CDU-Versmold besucht Berlin

Am Mittwochmorgen, den 26. Oktober starteten 13 Mitglieder der Versmolder CDU gemeinsam mit weiteren CDU-lern des Kreises Gütersloh zu einer dreitägigen Reise nach Berlin. Eingeladen hatte der direkt gewählte CDU-Bundestagsabgeordnete Ralph Brinkhaus im Auftrag des Bundespresseamtes.

Er begrüßte die 50 Teilnehmer,  nach deren Besuch des Jüdischen Museums, im Restaurant Tucher am Brandenburger Tor. Dort kam auch Michael Meyer-Hermann, wissenschaftlicher Mitarbeiter des Bundestagsabgeordneten Steffen Kampeter, zu den heimischen Kommunalpolitikern und begleitete sie zum Abschluss des 1. Tages in der Bundeshauptstadt in die „Ständige Vertretung“.

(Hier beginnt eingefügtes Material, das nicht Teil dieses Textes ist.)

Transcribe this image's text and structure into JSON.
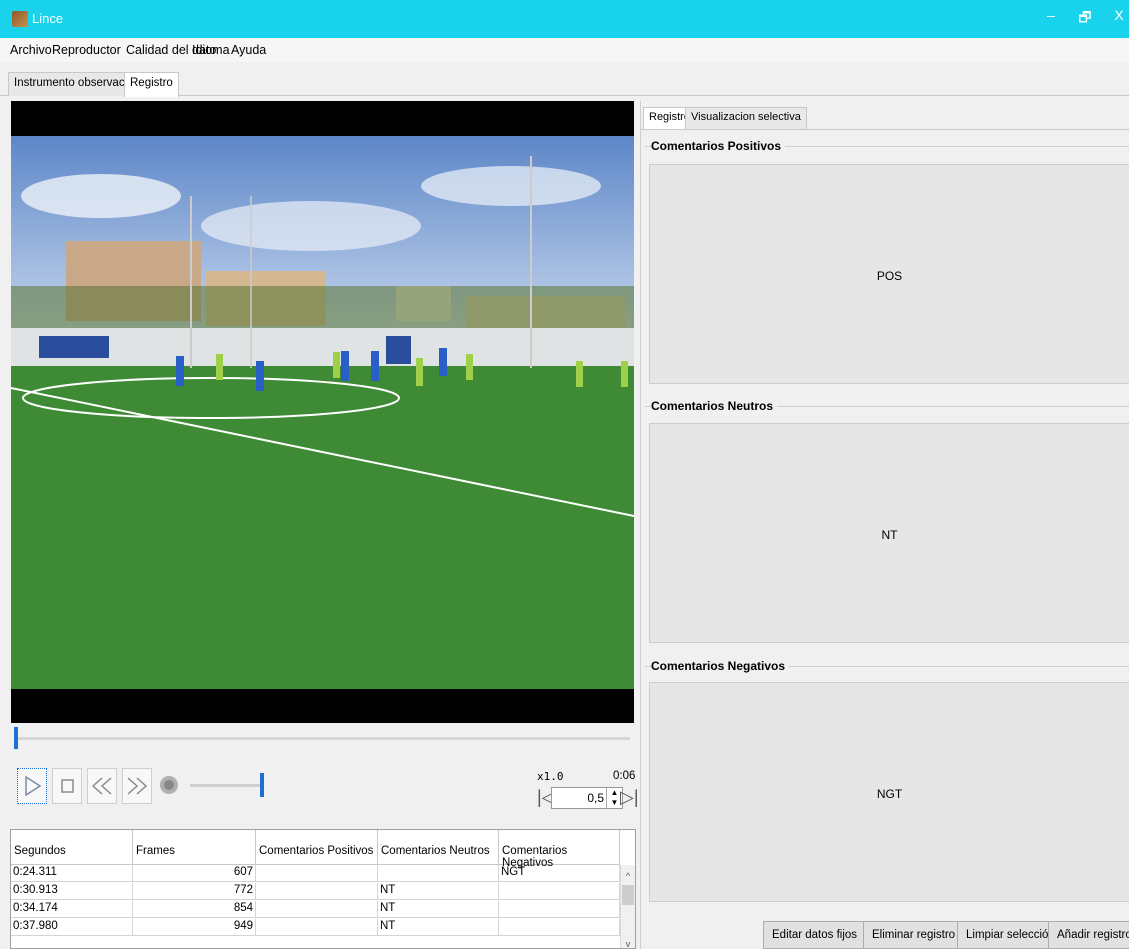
{
  "window": {
    "title": "Lince",
    "minimize": "–",
    "restore": "🗗",
    "close": "X"
  },
  "menu": [
    "Archivo",
    "Reproductor",
    "Calidad del dato",
    "Idioma",
    "Ayuda"
  ],
  "main_tabs": [
    {
      "label": "Instrumento observacional",
      "active": false
    },
    {
      "label": "Registro",
      "active": true
    }
  ],
  "player": {
    "progress": 0.0,
    "volume": 1.0,
    "speed": "x1.0",
    "time": "0:06",
    "step": "0,5",
    "icons": [
      "play-icon",
      "stop-icon",
      "rewind-icon",
      "fast-forward-icon",
      "volume-icon",
      "skip-start-icon",
      "skip-end-icon"
    ]
  },
  "table": {
    "columns": [
      "Segundos",
      "Frames",
      "Comentarios Positivos",
      "Comentarios Neutros",
      "Comentarios Negativos"
    ],
    "rows": [
      [
        "0:24.311",
        "607",
        "",
        "",
        "NGT"
      ],
      [
        "0:30.913",
        "772",
        "",
        "NT",
        ""
      ],
      [
        "0:34.174",
        "854",
        "",
        "NT",
        ""
      ],
      [
        "0:37.980",
        "949",
        "",
        "NT",
        ""
      ]
    ],
    "scroll_up": "^",
    "scroll_down": "v"
  },
  "right_tabs": [
    {
      "label": "Registro",
      "active": true
    },
    {
      "label": "Visualizacion selectiva",
      "active": false
    }
  ],
  "groups": [
    {
      "title": "Comentarios Positivos",
      "value": "POS"
    },
    {
      "title": "Comentarios Neutros",
      "value": "NT"
    },
    {
      "title": "Comentarios Negativos",
      "value": "NGT"
    }
  ],
  "buttons": {
    "edit": "Editar datos fijos",
    "delete": "Eliminar registro",
    "clear": "Limpiar selección",
    "add": "Añadir registro"
  },
  "colors": {
    "titlebar": "#18d3eb",
    "accent": "#1d6fd6",
    "grass": "#3f8a34"
  }
}
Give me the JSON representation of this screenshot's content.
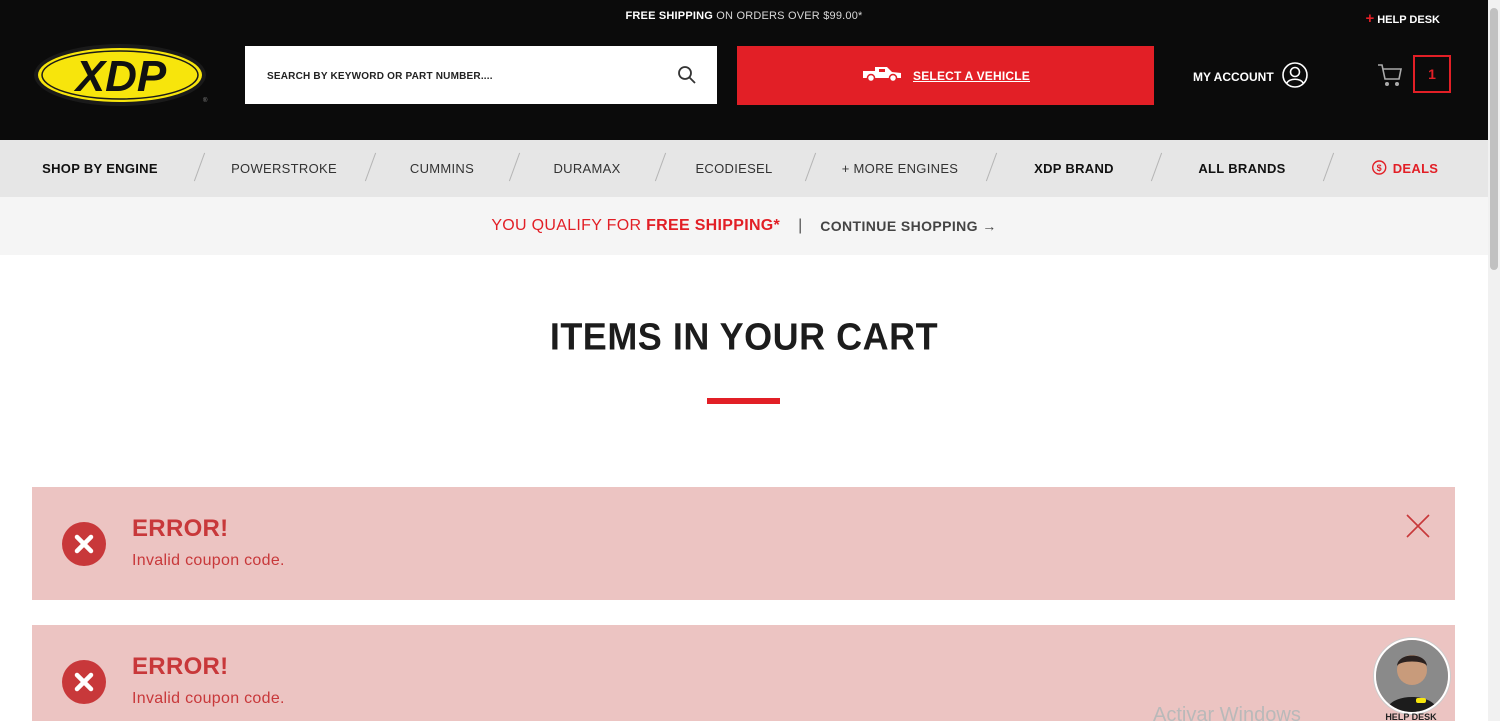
{
  "promo": {
    "bold": "FREE SHIPPING",
    "rest": " ON ORDERS OVER $99.00*"
  },
  "help_desk": "HELP DESK",
  "logo_text": "XDP",
  "search": {
    "placeholder": "SEARCH BY KEYWORD OR PART NUMBER....",
    "value": ""
  },
  "vehicle_button": "SELECT A VEHICLE",
  "account_label": "MY ACCOUNT",
  "cart_count": "1",
  "nav": {
    "shop_by_engine": "SHOP BY ENGINE",
    "powerstroke": "POWERSTROKE",
    "cummins": "CUMMINS",
    "duramax": "DURAMAX",
    "ecodiesel": "ECODIESEL",
    "more_engines": "+ MORE ENGINES",
    "xdp_brand": "XDP BRAND",
    "all_brands": "ALL BRANDS",
    "deals": "DEALS"
  },
  "shipping": {
    "qualify": "YOU QUALIFY FOR ",
    "free": "FREE SHIPPING*",
    "divider": "|",
    "continue": "CONTINUE SHOPPING"
  },
  "page_title": "ITEMS IN YOUR CART",
  "alerts": [
    {
      "title": "ERROR!",
      "message": "Invalid coupon code."
    },
    {
      "title": "ERROR!",
      "message": "Invalid coupon code."
    }
  ],
  "chat_label": "HELP DESK",
  "watermark": "Activar Windows",
  "colors": {
    "accent": "#e21f26",
    "header_bg": "#0b0b0b",
    "nav_bg": "#e6e6e6",
    "alert_bg": "#ecc4c2",
    "alert_text": "#c8383a"
  }
}
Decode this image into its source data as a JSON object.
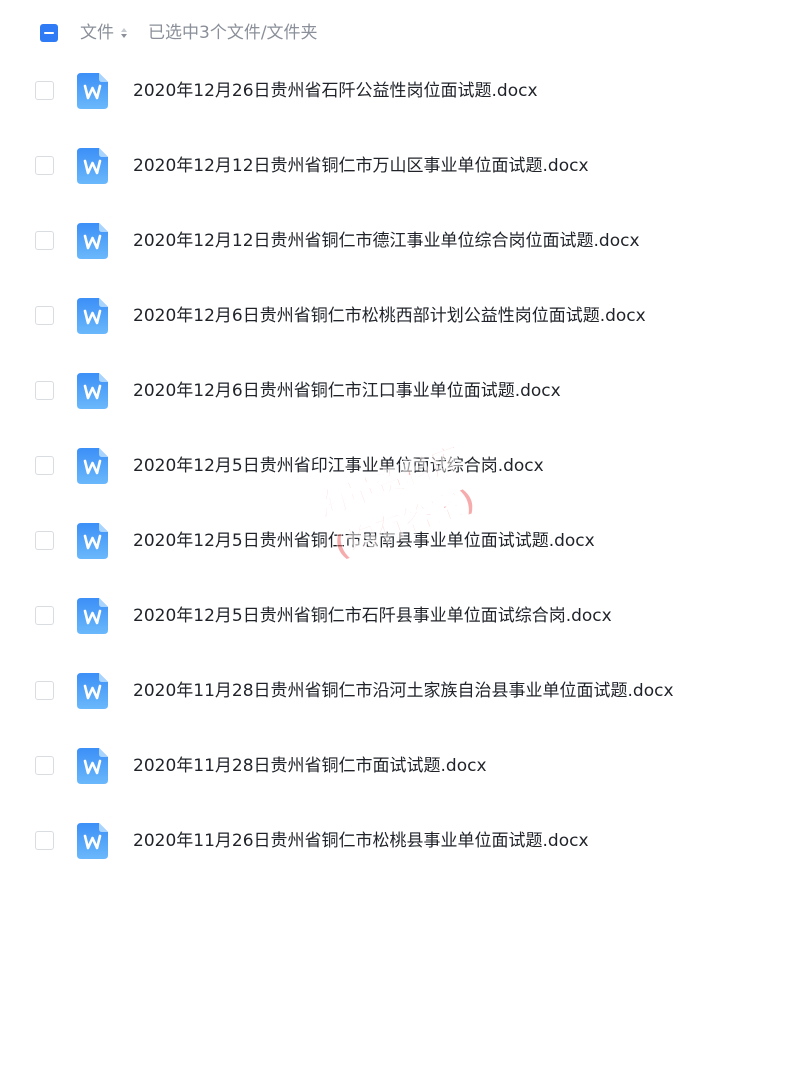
{
  "header": {
    "column_label": "文件",
    "selected_text": "已选中3个文件/文件夹",
    "sort_icon": "sort-caret-icon",
    "select_all_state": "indeterminate"
  },
  "accent_color": "#2f7bf5",
  "file_icon": "word-document-icon",
  "files": [
    {
      "name": "2020年12月26日贵州省石阡公益性岗位面试题.docx",
      "checked": false
    },
    {
      "name": "2020年12月12日贵州省铜仁市万山区事业单位面试题.docx",
      "checked": false
    },
    {
      "name": "2020年12月12日贵州省铜仁市德江事业单位综合岗位面试题.docx",
      "checked": false
    },
    {
      "name": "2020年12月6日贵州省铜仁市松桃西部计划公益性岗位面试题.docx",
      "checked": false
    },
    {
      "name": "2020年12月6日贵州省铜仁市江口事业单位面试题.docx",
      "checked": false
    },
    {
      "name": "2020年12月5日贵州省印江事业单位面试综合岗.docx",
      "checked": false
    },
    {
      "name": "2020年12月5日贵州省铜仁市思南县事业单位面试试题.docx",
      "checked": false
    },
    {
      "name": "2020年12月5日贵州省铜仁市石阡县事业单位面试综合岗.docx",
      "checked": false
    },
    {
      "name": "2020年11月28日贵州省铜仁市沿河土家族自治县事业单位面试题.docx",
      "checked": false
    },
    {
      "name": "2020年11月28日贵州省铜仁市面试试题.docx",
      "checked": false
    },
    {
      "name": "2020年11月26日贵州省铜仁市松桃县事业单位面试题.docx",
      "checked": false
    }
  ],
  "watermark": {
    "line1": "海量资料库",
    "line2": "(均有答案)"
  }
}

Der Donnerstag begann mit einer Stadtrundfahrt durch das Regierungsviertel und dem Mittagessen im Sony Center. Danach folgte die Diskussion mit Ralph Brinkhaus im Paul-Löbe-Haus. Er beschrieb den Verlauf einer Plenarwoche und seine Funktion im Finanzausschuss, wo am Mittwoch das Gesetz zur Umsetzung der Richtlinie im Hinblick auf die Errichtung des EU-Finanzaufsichtspakets abschließend beraten wurde. Dieses Gesetz synchronisiert nationale und europäische Aufsichtsstrukturen und wurde am Donnerstagabend im Plenum einstimmig verabschiedet. Ebenfalls am Donnerstagabend verabschiedete der Bundestag das Finanzanlagenvermittlergesetz, für das Ralph Brinkhaus Berichterstatter war. Nach der einstündigen Diskussion besuchten die Versmolder die Kuppel des Reichstags und verfolgten dann, von der Besuchertribüne aus, die Aussprache und Abstimmung zum Kinderschutzgesetz.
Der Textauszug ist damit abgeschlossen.